In a letter to Scott Pruitt, the administrator who recently resigned in a thundercloud of corruption controversies, Cox said “I, along with many EPA staff, are becoming increasing[ly] alarmed about the direction of EPA under your leadership … The policies this Administration is advancing are contrary to what the majority of the American people, who pay our salaries, want EPA to accomplish, which are to ensure the air their children breath is safe; the land they live, play, and hunt on to be free of toxic chemicals; and the water they drink, the lakes they swim in, and the rivers they fish in to be clean.”
Four months later, we published a Federal Insider column about Southerland with the headline “EPA won’t be able to do the ‘right thing’ under Trump, says latest protesting official.” In it, she said that “the administration is seriously weakening EPA’s mission by vigorously pursuing an industry deregulation approach and defunding implementation of environmental programs.”

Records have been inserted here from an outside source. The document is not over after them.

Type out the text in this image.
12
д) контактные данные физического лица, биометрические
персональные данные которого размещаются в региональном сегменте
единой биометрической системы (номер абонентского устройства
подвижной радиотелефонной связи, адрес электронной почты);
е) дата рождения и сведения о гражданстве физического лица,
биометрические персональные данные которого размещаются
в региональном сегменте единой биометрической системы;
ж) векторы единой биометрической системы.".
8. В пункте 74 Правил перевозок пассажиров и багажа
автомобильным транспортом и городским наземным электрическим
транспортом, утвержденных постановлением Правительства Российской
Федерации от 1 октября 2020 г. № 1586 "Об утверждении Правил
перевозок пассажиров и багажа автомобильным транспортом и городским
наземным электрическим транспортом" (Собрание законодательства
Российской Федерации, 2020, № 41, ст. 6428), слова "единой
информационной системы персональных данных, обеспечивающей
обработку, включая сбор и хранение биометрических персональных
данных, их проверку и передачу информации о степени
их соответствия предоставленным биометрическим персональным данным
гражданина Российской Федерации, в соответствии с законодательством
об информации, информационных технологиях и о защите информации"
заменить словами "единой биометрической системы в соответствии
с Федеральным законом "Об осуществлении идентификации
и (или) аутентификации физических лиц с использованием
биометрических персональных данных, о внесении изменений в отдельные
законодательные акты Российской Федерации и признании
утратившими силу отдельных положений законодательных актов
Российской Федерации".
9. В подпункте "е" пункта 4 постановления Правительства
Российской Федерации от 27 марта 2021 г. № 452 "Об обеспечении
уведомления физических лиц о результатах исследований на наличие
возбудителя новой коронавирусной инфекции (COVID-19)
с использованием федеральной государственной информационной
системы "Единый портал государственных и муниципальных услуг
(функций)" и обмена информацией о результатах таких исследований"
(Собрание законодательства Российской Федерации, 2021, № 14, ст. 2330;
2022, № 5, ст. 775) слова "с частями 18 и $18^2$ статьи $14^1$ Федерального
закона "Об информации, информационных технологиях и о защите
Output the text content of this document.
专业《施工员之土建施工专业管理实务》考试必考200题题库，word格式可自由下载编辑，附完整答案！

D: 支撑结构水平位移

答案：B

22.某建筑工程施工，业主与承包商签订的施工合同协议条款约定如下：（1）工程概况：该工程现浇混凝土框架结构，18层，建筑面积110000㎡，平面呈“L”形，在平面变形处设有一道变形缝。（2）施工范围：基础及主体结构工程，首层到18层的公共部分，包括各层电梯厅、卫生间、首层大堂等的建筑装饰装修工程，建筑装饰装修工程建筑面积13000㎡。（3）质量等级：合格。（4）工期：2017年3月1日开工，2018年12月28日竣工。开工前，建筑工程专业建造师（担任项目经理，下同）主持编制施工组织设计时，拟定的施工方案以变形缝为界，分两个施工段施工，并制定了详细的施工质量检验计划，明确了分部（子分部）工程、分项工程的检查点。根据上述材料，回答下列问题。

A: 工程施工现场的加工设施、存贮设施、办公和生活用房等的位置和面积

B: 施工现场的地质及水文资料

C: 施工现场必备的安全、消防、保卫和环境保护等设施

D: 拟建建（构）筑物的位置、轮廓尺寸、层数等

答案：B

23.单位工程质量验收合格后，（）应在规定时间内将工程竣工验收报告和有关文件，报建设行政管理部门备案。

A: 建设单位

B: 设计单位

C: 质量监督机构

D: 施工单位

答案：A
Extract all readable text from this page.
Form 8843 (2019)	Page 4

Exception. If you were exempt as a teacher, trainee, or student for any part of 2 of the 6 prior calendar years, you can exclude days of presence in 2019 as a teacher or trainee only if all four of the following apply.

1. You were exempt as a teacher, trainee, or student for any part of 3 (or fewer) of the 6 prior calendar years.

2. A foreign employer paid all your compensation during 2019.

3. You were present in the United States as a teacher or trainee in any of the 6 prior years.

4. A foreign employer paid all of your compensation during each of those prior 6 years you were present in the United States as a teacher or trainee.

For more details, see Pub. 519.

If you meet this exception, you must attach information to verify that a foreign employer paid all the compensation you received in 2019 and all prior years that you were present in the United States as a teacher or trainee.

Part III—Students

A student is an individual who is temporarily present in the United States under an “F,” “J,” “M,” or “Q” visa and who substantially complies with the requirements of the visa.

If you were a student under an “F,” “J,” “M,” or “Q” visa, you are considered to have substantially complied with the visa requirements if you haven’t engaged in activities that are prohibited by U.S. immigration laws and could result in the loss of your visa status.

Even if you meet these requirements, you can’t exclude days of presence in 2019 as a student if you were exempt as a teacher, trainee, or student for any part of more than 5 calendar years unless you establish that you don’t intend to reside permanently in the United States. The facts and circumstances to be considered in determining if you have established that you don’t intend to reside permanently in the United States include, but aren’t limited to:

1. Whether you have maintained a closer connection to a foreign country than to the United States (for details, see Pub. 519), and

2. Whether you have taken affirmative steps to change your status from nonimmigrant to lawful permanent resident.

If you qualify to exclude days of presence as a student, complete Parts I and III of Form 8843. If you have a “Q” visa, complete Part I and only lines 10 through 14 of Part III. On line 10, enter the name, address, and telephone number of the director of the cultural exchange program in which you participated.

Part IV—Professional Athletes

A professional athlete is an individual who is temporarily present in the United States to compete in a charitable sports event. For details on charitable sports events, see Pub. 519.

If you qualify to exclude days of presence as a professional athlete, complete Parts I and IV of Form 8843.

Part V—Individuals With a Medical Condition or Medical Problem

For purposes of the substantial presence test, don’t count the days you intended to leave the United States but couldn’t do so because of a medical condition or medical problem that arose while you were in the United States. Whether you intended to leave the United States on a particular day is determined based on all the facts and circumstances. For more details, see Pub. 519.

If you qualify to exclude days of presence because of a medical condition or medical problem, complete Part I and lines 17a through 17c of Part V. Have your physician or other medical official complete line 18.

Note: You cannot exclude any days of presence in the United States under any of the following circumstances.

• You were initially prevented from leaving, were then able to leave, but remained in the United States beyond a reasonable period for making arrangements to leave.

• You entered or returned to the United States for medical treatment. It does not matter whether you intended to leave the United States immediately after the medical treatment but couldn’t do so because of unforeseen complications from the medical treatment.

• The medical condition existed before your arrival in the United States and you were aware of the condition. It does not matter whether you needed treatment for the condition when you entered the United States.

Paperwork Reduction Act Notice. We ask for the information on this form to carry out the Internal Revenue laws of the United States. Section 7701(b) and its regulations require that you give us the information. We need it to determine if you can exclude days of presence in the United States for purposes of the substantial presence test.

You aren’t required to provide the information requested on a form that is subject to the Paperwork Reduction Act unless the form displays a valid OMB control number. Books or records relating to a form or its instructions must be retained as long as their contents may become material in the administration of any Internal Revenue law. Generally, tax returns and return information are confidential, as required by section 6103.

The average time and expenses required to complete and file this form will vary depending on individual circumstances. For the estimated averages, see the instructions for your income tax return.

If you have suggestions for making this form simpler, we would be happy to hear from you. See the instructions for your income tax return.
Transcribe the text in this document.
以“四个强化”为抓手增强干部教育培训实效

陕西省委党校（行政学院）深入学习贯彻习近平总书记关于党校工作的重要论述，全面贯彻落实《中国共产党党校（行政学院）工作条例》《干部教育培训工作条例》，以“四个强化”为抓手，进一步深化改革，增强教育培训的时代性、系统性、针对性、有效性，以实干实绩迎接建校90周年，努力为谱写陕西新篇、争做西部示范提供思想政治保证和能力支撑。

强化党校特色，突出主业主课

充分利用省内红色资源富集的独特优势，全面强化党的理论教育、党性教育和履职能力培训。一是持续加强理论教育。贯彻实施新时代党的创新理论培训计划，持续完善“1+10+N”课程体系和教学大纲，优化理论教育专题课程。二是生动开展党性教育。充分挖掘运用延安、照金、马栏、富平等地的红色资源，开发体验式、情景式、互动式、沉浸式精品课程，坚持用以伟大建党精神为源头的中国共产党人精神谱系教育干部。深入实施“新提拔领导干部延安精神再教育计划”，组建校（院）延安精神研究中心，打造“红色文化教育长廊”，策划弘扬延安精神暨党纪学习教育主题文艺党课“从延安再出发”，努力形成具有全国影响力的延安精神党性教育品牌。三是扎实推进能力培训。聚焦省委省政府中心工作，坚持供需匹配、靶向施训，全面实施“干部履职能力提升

In October, Jahan Wilcox, a former EPA spokesman, told the Los Angeles Times that “despite the faux outrage, both employees will receive their six-figure taxpayer-funded pension and we wish them the best.”
The outrage is real. The six-figure pensions are not.
“My federal pension under FERS (Federal Employees Retirement System) is about $60,000 before taxes, health care, etc. are deducted …” Southerland said by email. “It works out to about 1/3 of the average of the last 3 years of base salary without any inclusion of awards.”
John Konkus, an EPA spokesman, would not say why the agency peddled bad information, insisting that “We are focused on carrying out the President’s positive environmental agenda.” Wilcox did not respond to a request for comment.
Bill Valdez, president of the Senior Executives Association, did.
“EPA’s gross miscalculation of the retirement benefits of Dr. Southerland makes one wonder if this is yet another attack on career SES and an attempt to influence public perceptions about federal workers as being overpaid and pampered. Calculating retirement benefits is a straightforward, easily understood formula that all agency human resource offices can do accurately within minutes.”
After the Times article appeared, Cox sent an email to Wilcox that said six figures is correct only “if you count the numbers after the decimal point.” Cox said his gross yearly federal retirement benefit is $48,991.68. His net, minus his cost for health insurance and federal income tax, is $39,163.20.
Federal Insider reporting on Southerland pushed the EPA’s smearing effort into action.
A Wilcox email on July 31, the day before the Southerland column posted, informed the White House about “my pitch,” apparently to sympathetic outlets. The email said “the same Washington Post reporter who wrote about Mike Cox is writing about this. My guess is that once WaPo writes about Elizabeth Southland, the story will get legs so we wanted to get in front of it all instead of having another controversy like the Mike Cox stuff.”
His pitch misleadingly said that “last year Elizabeth Southerland made $249,000. For comparison, a Senator or Congressman’s salary is $174,000 and the average American makes $44,000 according the Census Bureau.” The $249,000 is misleading because it included a one-time monetary prize that comes with the Distinguished Presidential Rank Award, an honor bestowed on less than 1 percent of federal senior executives. The prize is 30 percent of the recipient’s salary.
“Curious if you would be interested in writing about this,” the Wilcox email said, “because the left and environmentalists will make a big deal out of nothing.”
That same day, the documents indicate the Republican National Committee “war room” circulated an article on the conservative “Hot Air” blog that reflected points in the Wilcox pitch. The author, identified as Jazz Shaw, wrote that he’s waiting to see if Southerland “turns down all those sweet taxpayer funded retirement benefits.”
Dinerstein thinks “Wilcox was trying to discredit Betsy so no one would listen to her criticisms of EPA under Trump/Pruitt.”
But it is the Trump administration that has discredited itself by the president’s proclivity for prevarication.
Wilcox’s best wishes to the retirees did not impress Cox.